親の意に反することをする。それは涼子とって人生初のクーデターだ。
孝は約束通り、週末になると涼子の親の許しを請いにやってきた。けれど、両親は来ることを知りながら外出。なかなか会おうとはしなかったが孝は諦めなかった。
「来年、必ず一級建築士の資格を取って、認めてもらえるよう頑張るから」
その言葉どおり、孝は難関試験を一発で合格。その後、両親の態度が軟化し二人は結婚。子どもが産まれると母はしょっちゅう訪れてきては、涼子が呆れるほど甘々なおばあちゃんになった。今では夫婦が喧嘩をすると「あなたが悪い」と孝の肩を持つ。

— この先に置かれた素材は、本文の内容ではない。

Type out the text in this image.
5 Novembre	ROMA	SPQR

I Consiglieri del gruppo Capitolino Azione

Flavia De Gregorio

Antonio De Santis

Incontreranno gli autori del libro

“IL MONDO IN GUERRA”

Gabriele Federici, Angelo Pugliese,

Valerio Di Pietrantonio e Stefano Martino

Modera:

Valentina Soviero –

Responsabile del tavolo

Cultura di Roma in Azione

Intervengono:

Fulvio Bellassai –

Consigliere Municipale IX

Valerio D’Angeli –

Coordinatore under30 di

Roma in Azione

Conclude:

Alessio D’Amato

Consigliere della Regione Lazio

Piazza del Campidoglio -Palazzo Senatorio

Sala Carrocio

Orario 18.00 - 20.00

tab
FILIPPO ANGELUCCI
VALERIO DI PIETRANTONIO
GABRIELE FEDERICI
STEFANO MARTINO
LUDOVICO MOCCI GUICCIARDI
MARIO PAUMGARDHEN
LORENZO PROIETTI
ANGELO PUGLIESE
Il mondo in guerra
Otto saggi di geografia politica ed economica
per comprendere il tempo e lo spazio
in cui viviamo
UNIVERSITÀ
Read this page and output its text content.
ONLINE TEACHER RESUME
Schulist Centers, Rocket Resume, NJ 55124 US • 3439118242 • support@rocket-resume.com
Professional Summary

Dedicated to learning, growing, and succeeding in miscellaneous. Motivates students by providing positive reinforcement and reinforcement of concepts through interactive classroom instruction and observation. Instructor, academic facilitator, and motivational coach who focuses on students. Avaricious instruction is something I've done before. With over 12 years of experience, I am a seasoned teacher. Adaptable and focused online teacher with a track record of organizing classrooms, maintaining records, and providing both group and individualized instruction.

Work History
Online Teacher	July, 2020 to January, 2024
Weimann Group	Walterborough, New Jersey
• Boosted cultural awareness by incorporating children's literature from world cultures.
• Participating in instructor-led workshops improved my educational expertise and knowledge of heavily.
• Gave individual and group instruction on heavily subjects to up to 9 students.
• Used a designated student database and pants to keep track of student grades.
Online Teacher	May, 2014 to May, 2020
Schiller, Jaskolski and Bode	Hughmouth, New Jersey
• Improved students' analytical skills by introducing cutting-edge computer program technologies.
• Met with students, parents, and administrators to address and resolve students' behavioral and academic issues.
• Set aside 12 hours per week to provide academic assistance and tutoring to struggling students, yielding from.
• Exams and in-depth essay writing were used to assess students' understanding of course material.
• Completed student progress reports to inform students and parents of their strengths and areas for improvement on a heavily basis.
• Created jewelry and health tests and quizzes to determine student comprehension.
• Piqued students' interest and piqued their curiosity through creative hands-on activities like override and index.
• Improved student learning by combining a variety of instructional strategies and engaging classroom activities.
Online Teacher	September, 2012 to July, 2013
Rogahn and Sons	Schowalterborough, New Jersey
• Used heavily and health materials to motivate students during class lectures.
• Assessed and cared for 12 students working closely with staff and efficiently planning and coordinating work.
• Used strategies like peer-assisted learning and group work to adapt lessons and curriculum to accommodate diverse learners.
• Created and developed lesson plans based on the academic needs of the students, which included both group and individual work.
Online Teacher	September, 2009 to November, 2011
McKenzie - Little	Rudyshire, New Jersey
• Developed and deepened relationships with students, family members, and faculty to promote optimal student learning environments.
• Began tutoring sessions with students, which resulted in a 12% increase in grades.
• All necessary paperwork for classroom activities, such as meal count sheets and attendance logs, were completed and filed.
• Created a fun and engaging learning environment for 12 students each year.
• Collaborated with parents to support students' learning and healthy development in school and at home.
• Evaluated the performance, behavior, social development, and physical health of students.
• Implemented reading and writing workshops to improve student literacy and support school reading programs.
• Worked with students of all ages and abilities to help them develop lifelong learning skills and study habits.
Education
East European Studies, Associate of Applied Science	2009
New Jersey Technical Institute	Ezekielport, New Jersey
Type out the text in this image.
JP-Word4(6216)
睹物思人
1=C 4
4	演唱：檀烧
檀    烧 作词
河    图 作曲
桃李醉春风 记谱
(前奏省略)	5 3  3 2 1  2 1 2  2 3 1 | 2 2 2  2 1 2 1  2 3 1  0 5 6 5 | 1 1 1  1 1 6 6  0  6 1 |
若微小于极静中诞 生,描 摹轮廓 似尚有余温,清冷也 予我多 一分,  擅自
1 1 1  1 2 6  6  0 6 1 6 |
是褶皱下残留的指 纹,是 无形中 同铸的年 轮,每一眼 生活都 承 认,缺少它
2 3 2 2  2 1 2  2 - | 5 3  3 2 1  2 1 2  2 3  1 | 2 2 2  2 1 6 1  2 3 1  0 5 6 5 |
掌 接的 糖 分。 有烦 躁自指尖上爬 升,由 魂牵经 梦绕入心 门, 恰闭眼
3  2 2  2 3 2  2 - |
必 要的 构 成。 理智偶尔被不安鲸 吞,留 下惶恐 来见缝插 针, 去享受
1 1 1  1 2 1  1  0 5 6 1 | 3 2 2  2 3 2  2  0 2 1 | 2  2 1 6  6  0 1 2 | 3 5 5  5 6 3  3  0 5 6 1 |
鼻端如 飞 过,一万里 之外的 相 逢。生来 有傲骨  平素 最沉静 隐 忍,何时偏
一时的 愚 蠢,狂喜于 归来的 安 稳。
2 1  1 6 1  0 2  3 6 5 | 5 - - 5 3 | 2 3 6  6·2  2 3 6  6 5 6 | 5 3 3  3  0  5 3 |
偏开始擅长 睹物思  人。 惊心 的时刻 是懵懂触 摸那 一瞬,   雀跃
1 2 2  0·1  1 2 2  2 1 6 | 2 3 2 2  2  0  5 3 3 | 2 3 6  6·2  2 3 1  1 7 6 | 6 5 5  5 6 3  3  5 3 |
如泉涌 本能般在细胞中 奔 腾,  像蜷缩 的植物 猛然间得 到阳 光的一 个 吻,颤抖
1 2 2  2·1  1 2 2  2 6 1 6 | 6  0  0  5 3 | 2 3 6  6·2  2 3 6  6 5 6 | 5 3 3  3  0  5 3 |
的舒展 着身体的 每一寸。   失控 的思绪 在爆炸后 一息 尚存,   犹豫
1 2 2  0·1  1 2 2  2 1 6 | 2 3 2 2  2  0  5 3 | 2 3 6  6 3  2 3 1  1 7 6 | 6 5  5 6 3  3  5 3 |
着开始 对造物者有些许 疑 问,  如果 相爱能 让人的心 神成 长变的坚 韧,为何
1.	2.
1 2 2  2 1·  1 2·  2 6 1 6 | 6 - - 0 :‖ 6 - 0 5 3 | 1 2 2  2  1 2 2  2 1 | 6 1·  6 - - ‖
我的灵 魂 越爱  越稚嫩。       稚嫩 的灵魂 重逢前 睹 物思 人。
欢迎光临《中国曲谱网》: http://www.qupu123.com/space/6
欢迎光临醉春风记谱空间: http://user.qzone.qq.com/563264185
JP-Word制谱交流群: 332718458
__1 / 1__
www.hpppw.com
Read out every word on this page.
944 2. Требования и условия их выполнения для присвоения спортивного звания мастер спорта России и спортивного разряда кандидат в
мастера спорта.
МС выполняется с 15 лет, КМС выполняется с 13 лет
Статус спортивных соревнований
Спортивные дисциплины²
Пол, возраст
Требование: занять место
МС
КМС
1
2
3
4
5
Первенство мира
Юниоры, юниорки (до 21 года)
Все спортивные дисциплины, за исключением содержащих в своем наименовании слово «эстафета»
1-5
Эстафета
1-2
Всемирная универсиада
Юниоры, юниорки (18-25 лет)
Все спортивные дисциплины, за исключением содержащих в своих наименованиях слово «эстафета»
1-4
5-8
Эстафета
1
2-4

義母は結婚後ほどなくして病気で亡くなった。葬式の後、義兄から孝名義の通帳を渡された。孝が結婚後も頑なに送り続けた仕送りを、義母は一切手をつけずに貯めていたのだ。涼子は人目も憚らず子供のように号泣する孝を見ながら「私が必ず幸せにします」と義母に誓った。
孝は涼子の母が娘の結婚相手に求めたものは何ひとつ持ってはいなかったが、幸せにする素養は持ち合わせていた。結婚は人生のゴールではなく、むしろそこからが山あり谷ありだ。
高いスペックだけでは乗り越えられない壁はきっとある。苦難にさいなまれた時にお互いの足りないものを補い合え、思いやる気持ちを持てることの方がよっぽど重要なのだ。